2- Cümle olan sıfatlar: Üçe ayrılır: 1- İsim cümlesi olan sıfatlar, 2- Fiil cümlesi olan sıfatlar, 3- Şibhi cümle olan sıfatlar.
Nekre isimden sonra gelen cümle veya şibhi cümle sıfat olur. Marife isimden sonra gelen cümle veya şibhi cümle hal olur. Ayette müfred şeklindedir. (Arapça Dilbilgisi Ayetlerle Nahiv Bilgisi)
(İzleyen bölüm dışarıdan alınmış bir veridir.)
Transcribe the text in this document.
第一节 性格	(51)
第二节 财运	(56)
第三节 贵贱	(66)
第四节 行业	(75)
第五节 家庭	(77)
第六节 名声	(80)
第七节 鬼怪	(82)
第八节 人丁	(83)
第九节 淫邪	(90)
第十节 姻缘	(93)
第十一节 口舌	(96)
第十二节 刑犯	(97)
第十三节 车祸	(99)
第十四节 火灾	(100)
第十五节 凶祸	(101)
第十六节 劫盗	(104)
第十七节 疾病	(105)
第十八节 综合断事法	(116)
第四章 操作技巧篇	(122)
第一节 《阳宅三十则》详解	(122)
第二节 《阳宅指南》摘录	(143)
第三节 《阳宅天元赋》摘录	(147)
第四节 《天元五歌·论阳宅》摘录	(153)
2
وَاِنْ كَانَ مِثْقَالَ حَبَّةٍ مِنْ خَرْدَلٍ اَتَيْنَا بِهَاۜ
وَ atıf harfidir. Matuf ile matufun aleyhin hükümde ortak olduğunu belirtir. İkisi arasında tertip (sıra) olduğunu göstermez. Vav ile yapılan atıfta matuf ile matufun aleyh yer değiştirebilir. (Arapça Dilbilgisi Ayetlerle Nahiv Bilgisi)
اِنْ iki muzari fiili cezm eden şart harfidir. Şart ve cevap cümlesinde şartın vuku bulma ihtimali şüpheli veya zayıfsa kullanılır. (Arapça Dilbilgisi Ayetlerle Nahiv Bilgisi)
İsim cümlesidir. كَانَ nakıs, mebni mazi fiildir. İsim cümlesinin önüne geldiğinde ismini ref haberini nasb eder. كَانَ ’nin dahil olduğu isim cümlesi şart cümlesidir. Mahallen meczumdur.
كَانَ ’nin ismi, müstetir olup takdiri هُو ’dir. مِثْقَالَ kelimesi كَانَ ’nin haberi olup fetha ile mansubdur. Aynı zamanda muzâftır. حَبَّةٍ muzâfun ileyh olup kesra ile mecrurdur. مِنْ خَرْدَلٍ car mecruru حَبَّةٍ ’nin mahzuf sıfatına mütealliktir.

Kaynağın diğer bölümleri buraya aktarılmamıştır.